Microsoft announced today that there would be a price increase coming to Xbox Live Gold. Here in the United States it will be an extra $10 per year for Xbox Live Gold, making it $59.99 each time it renews. While it is common for the price of products to increase over time in many instances, there’s really no excuse for Microsoft to do it here, and it’s highly dubious given their statements back at E3 that ESPN would be coming to Xbox Live and that it would be free for Xbox Live Gold subscribers. Well now, ESPN hasn’t even hit yet and Microsoft is upping the price by $10 per year. Doesn’t it seem like we are indeed paying for ESPN, just through the back door rather than upfront?
What do we pay for when it comes to Xbox Live anyway? Let’s break it down.
Playing Games Online
When it comes to playing multiplayer games online, Xbox Live is nothing more than a matchmaking service. When you log into Xbox Live and go to play a FPS game or a racer, you’re not connecting to Microsoft servers, you’re actually being paired with other players and one of the gamers in your session will host the game on his Xbox. All the bandwidth during multiplayer gaming is being shouldered by the gamers through their own Internet connections, nothing passes through a Microsoft server. The expense for this part of the service isn’t even remotely near what we pay for Xbox Live.

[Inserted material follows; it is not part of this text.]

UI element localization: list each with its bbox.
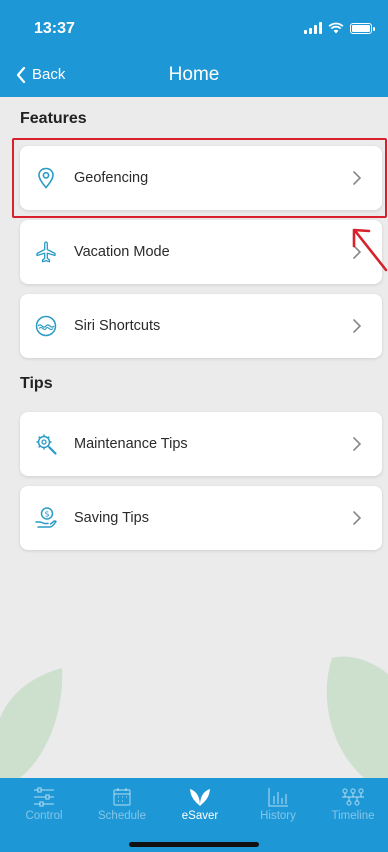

You can use Twitter, Last.FM, and Facebook on you Xbox 360, but why should these be costing any money to either Microsoft or the end user? All three of those services are free ANYWHERE ELSE YOU CHOOSE TO USE THEM. I have all three on my cell phone, netbook, laptop, and desktop and I’ve never paid a cent for any of them. If these are part of the “value” Microsoft touts when talking about Xbox Live, the US Government should be talking about how much value they provide in the way of breathable oxygen in the atmosphere.
Access to Game Demos
Yeah, downloading these does use bandwidth on Microsoft’s end, but each one is basically a sales pitch to the gamer. The cost to Microsoft in bandwidth for a game demo is so minimal that if only 1 in 1,000 people that downloaded a demo bought the game, they still come out very much ahead in licensing fees to the 3rd party developer. You should not have to pay to be advertised to.

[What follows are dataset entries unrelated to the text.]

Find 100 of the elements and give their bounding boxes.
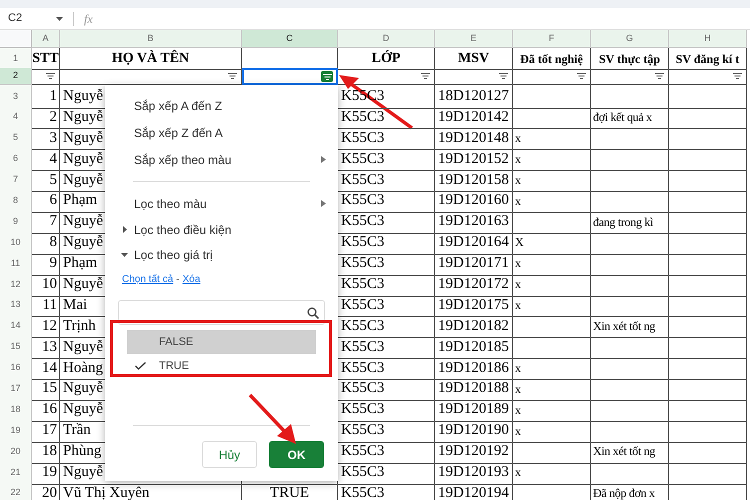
table-cell: 19 (32, 461, 60, 485)
column-header[interactable]: F (513, 30, 591, 48)
filter-button[interactable] (44, 70, 56, 82)
table-cell: 19D120172 (435, 273, 513, 297)
row-number[interactable]: 22 (0, 482, 32, 500)
caret-right-icon[interactable] (121, 226, 128, 233)
table-cell: đang trong kì (591, 210, 669, 234)
menu-item[interactable]: Lọc theo màu (134, 194, 207, 212)
table-cell: x (513, 126, 591, 150)
filter-cell[interactable] (513, 68, 591, 85)
table-cell: 6 (32, 189, 60, 213)
ok-button[interactable]: OK (269, 441, 324, 468)
table-cell: x (513, 419, 591, 443)
caret-down-icon[interactable] (121, 251, 128, 258)
table-cell: 19D120158 (435, 168, 513, 192)
function-label: fx (84, 10, 93, 28)
table-cell: x (513, 398, 591, 422)
table-cell: 19D120185 (435, 336, 513, 360)
cell-reference[interactable]: C2 (8, 10, 56, 27)
table-cell: 18D120127 (435, 85, 513, 108)
row-number[interactable]: 2 (0, 68, 32, 85)
table-cell: x (513, 377, 591, 401)
table-cell: x (513, 189, 591, 213)
filter-button[interactable] (731, 70, 743, 82)
header-cell: MSV (435, 48, 513, 70)
table-cell: 19D120164 (435, 231, 513, 255)
column-header[interactable]: H (669, 30, 747, 48)
column-header[interactable]: G (591, 30, 669, 48)
column-header[interactable]: A (32, 30, 60, 48)
submenu-arrow-icon (321, 156, 326, 163)
table-cell: Đã nộp đơn x (591, 482, 669, 500)
header-cell: SV đăng kí t (669, 48, 747, 70)
table-cell: 19D120171 (435, 252, 513, 276)
table-cell: 19D120186 (435, 356, 513, 380)
table-cell: x (513, 356, 591, 380)
header-cell: Đã tốt nghiệ (513, 48, 591, 70)
table-cell: 19D120192 (435, 440, 513, 464)
table-cell: 11 (32, 294, 60, 318)
table-cell: 15 (32, 377, 60, 401)
table-cell: 18 (32, 440, 60, 464)
table-cell: x (513, 461, 591, 485)
table-cell: 19D120148 (435, 126, 513, 150)
table-cell: 12 (32, 314, 60, 338)
filter-button[interactable] (575, 70, 587, 82)
search-icon (307, 306, 319, 318)
table-cell: 14 (32, 356, 60, 380)
table-cell: 5 (32, 168, 60, 192)
header-cell: LỚP (338, 48, 435, 70)
table-cell: 17 (32, 419, 60, 443)
table-cell: 19D120190 (435, 419, 513, 443)
column-header[interactable]: E (435, 30, 513, 48)
filter-cell[interactable] (242, 68, 338, 85)
submenu-arrow-icon (321, 200, 326, 207)
table-cell: 19D120163 (435, 210, 513, 234)
table-cell: 19D120142 (435, 106, 513, 130)
row-number[interactable]: 1 (0, 48, 32, 70)
header-cell: SV thực tập (591, 48, 669, 70)
table-cell: Xin xét tốt ng (591, 440, 669, 464)
table-cell: x (513, 148, 591, 172)
filter-cell[interactable] (435, 68, 513, 85)
table-cell: 19D120182 (435, 314, 513, 338)
table-cell: 13 (32, 336, 60, 360)
search-field[interactable] (118, 300, 325, 325)
table-cell: 19D120152 (435, 148, 513, 172)
table-cell: x (513, 252, 591, 276)
table-cell: x (513, 273, 591, 297)
filter-button[interactable] (321, 71, 333, 82)
table-cell: 19D120160 (435, 189, 513, 213)
table-cell: x (513, 168, 591, 192)
filter-button[interactable] (653, 70, 665, 82)
filter-cell[interactable] (32, 68, 60, 85)
table-cell: 19D120193 (435, 461, 513, 485)
filter-cell[interactable] (591, 68, 669, 85)
filter-button[interactable] (226, 70, 238, 82)
value-option[interactable]: FALSE (127, 330, 316, 354)
table-cell: đợi kết quả x (591, 106, 669, 130)
annotation-arrow (247, 392, 299, 446)
cancel-button[interactable]: Hủy (202, 441, 257, 468)
table-cell: X (513, 231, 591, 255)
filter-button[interactable] (497, 70, 509, 82)
header-cell: STT (32, 48, 60, 70)
table-cell: 19D120189 (435, 398, 513, 422)
caret-icon[interactable] (56, 16, 63, 20)
column-header[interactable]: D (338, 30, 435, 48)
table-cell: 4 (32, 148, 60, 172)
table-cell: 2 (32, 106, 60, 130)
table-cell: Xin xét tốt ng (591, 314, 669, 338)
table-cell: 3 (32, 126, 60, 150)
filter-button[interactable] (419, 70, 431, 82)
table-cell: 10 (32, 273, 60, 297)
table-cell: 8 (32, 231, 60, 255)
column-header[interactable]: B (60, 30, 242, 48)
menu-item[interactable]: Sắp xếp theo màu (134, 150, 232, 168)
column-header[interactable]: C (242, 30, 338, 48)
table-cell: 19D120175 (435, 294, 513, 318)
table-cell: x (513, 294, 591, 318)
corner-cell[interactable] (0, 30, 32, 48)
filter-cell[interactable] (669, 68, 747, 85)
table-cell: 9 (32, 252, 60, 276)
table-cell: 1 (32, 85, 60, 108)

Netflix and ESPN (ESPN is coming soon)
Netflix on Xbox 360 is still using yours and Netflix’s bandwidth to stream the videos to you. Microsoft’s role is to act as a 3rd party application to browse videos, and it’s not even the full catalog! If Microsoft is factoring this into the cost of XBL, it’s another ridiculous claim as you get a lesser experience on the 360 than you do on the Netflix.com site. You also still have to pay for your Netflix subscription independently from the Xbox Live Gold account. Like the PS3, Netflix should be free to use for all 360 owners. ESPN on the 360 is the same thing you can get for free online right now at ESPN3.com. Also, that will be limited to the same people who can already use it now. Check ESPN3.com to see if you can already use it. Again, this isn’t anything that should be costing Microsoft much, if anything.

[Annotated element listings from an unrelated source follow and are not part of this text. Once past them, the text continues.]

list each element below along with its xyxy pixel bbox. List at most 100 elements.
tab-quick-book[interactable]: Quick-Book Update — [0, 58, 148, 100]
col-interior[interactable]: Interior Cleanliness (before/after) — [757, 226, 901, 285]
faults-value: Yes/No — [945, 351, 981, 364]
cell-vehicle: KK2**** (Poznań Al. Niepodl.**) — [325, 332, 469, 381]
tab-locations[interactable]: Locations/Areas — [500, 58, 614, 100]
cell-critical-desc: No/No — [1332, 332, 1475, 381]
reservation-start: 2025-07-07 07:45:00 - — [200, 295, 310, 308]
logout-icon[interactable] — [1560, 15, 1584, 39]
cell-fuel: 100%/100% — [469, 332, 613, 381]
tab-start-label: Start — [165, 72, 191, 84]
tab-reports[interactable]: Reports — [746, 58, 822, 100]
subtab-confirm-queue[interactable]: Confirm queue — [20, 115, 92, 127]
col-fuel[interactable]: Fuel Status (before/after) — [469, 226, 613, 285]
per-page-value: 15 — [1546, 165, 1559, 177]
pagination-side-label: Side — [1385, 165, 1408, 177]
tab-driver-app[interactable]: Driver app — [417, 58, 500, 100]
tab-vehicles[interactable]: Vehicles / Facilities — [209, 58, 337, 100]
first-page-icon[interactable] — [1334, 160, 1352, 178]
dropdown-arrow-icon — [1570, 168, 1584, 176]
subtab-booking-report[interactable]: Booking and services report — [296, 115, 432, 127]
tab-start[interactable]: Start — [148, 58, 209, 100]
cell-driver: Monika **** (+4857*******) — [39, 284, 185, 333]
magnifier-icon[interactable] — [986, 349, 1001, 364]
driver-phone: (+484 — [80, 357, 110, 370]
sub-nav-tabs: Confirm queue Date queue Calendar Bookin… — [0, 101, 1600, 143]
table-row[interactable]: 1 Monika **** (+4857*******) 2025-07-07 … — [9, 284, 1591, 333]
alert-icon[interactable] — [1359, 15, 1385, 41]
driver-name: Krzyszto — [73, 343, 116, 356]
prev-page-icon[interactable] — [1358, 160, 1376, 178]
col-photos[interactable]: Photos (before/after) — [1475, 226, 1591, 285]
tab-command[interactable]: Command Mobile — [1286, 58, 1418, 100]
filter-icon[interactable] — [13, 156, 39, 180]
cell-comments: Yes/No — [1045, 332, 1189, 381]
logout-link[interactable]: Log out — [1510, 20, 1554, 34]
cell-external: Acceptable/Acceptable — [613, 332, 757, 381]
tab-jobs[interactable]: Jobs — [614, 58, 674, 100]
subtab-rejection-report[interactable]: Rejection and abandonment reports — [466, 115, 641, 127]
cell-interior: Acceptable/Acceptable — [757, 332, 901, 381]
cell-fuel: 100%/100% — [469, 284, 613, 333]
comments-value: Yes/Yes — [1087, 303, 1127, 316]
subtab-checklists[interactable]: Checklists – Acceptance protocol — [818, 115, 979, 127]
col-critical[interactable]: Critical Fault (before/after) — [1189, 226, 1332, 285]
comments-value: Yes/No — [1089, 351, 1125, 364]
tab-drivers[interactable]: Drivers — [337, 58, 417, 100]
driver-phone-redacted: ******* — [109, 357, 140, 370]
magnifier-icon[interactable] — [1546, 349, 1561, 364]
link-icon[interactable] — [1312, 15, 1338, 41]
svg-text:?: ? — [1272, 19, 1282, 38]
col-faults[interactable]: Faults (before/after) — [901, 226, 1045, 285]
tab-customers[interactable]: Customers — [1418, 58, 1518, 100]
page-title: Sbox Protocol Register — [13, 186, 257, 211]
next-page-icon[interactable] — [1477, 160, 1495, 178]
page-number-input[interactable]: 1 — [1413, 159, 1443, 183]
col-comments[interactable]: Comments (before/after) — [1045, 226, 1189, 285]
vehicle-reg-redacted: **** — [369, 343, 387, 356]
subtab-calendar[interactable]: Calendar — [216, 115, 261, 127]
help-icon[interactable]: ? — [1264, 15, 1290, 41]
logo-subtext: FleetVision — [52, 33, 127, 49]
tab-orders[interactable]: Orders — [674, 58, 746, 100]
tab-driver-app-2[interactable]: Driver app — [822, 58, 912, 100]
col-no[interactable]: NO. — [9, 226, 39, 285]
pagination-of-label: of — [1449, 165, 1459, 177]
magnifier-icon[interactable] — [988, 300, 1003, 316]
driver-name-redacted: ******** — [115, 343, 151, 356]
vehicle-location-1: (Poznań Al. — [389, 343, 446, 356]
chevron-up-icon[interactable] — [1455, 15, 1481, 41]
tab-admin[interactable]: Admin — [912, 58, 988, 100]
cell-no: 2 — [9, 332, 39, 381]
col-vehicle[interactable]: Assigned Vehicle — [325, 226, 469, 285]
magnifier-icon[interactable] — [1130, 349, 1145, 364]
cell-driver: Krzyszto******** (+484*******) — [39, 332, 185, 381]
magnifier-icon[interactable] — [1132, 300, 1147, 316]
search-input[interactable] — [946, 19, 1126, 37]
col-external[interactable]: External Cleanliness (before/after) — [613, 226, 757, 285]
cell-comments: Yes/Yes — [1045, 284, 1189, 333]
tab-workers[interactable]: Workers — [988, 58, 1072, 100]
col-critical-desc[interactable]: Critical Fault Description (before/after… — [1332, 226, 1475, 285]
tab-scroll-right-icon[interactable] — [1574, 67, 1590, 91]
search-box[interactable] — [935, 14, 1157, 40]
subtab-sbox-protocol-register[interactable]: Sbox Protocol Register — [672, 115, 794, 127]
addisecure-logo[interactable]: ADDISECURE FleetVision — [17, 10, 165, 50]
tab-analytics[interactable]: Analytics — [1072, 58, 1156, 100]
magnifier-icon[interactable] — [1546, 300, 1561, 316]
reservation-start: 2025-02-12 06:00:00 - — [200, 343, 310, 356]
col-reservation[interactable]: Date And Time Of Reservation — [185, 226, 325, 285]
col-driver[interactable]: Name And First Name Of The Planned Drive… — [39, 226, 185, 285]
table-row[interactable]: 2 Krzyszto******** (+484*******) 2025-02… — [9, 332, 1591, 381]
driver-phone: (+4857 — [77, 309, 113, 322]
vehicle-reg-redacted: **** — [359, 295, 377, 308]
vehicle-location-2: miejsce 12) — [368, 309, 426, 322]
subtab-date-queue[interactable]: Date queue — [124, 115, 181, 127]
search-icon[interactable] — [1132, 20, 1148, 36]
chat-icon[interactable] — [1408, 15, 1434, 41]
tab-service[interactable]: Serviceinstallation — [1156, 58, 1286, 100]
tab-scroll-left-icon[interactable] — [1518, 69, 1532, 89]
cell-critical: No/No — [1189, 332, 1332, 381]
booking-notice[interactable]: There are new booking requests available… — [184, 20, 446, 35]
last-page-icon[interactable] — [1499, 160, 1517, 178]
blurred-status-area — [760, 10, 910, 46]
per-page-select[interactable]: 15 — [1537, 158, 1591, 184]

Friends Lists and Profile Management
This is basically all Xbox Live does for you that they’re not actually making you do for yourself. Yes, Microsoft maintains space for your profile and your friends list, but that’s such minimal content that it’s silly to think that it costs them anything worth passing along to the consumer.
Add up everything there and it doesn’t really make any sense why Microsoft charges the $50 they do for Live and why they need to up it to $60. Also, Microsoft serves up advertisements to subscribers that can’t be filtered out, so despite adopting a paid subscription model, you still get nagged with ads that generate money for Microsoft. It’s a shame that PSN is so far behind in regards to overall quality of experience, because Xbox Live’s pricing is out of control. It was always bad, but we’ve dealt with it. At this point I am extremely dissatisfied with the “value” of Xbox Live and really hope that going forward Sony and Nintendo (fat chance) can catch up in their online support and force Microsoft to reevaluate their pricing scam, er, scheme.